STOR-i Masterclass: Professor Brendan Murphy
Last week we had the first of this years STOR-i masterclasses given by Professor Brendan Murphy from University College Dublin. He introduced us to model-based clustering and classification. I hope to give a brief insight into his interesting talks over the two days.
The goal of clustering analysis is to place objects into groups that give some meaningful analysis. The idea is to get groups whose members share something in common, and different from members of other clusters.
Clustering as a concept has been around for millennia.
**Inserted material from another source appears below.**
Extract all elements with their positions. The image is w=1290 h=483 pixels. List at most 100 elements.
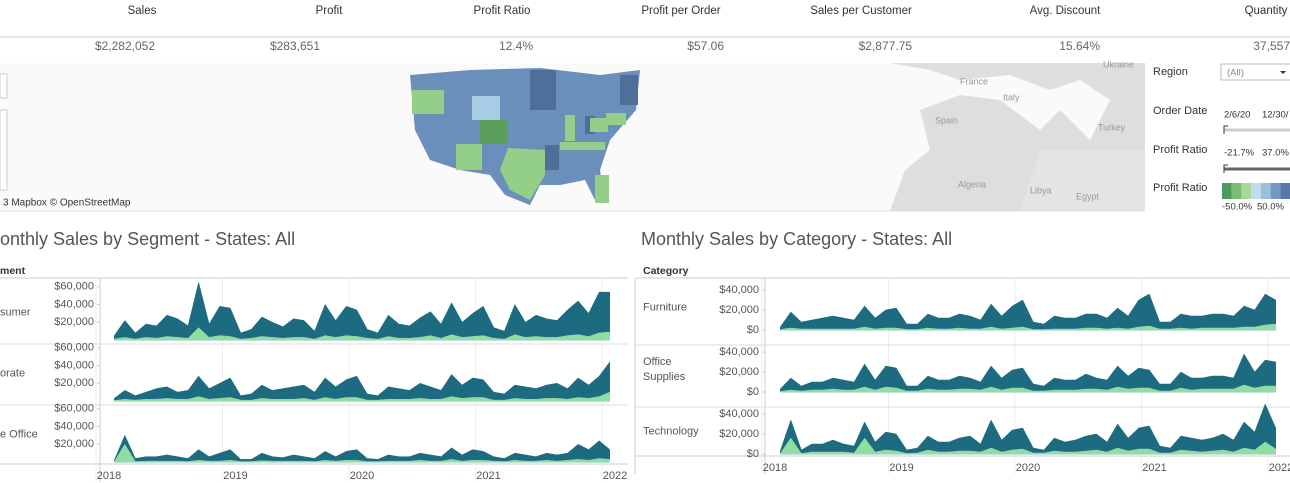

Plato was the first to formalize the thinking with his ‘Theory of Forms” and Aristotle classified animals into groups based on their characteristics in his “History of Animals”.
Much later on Linnaeus began to cluster plants into hierarchical groups in his works “Species Plantarum” and “Systema Naturae”. He used features such as if the plants had flowers, and the number of stamen to divide them up into 24 different classes.
Brendan then explained how more recent clustering algorithms could be coded up on a computer to distinguish between different vectors of numbers. The masterclass was finished off with a live demonstration of how we could cluster runners in the 24 Hour World Championship of running, which led into thinking about some open questions in the area of clustering and classification.
Putting the methods into practice
I took the methods learnt in the masterclass and tried to apply them myself to cluster the pixels found in an image. If we think of a picture as the pixels with their red, green and blue co-ordinates plotted in a three dimensional grid, then we can cluster these into k groups and use this to compress the size of the image. Working in python I used this to cluster a picture of some of the mRes cohort.
If you would like to find more out about clustering I would recommend looking at some of Brendan’s work in the field including the book:
Bouveyron, Charles & Celeux, Gilles & Murphy, Thomas & Raftery, Adrian. (2019). Model-Based Clustering and Classification for Data Science: With Applications in R. 10.1017/9781108644181.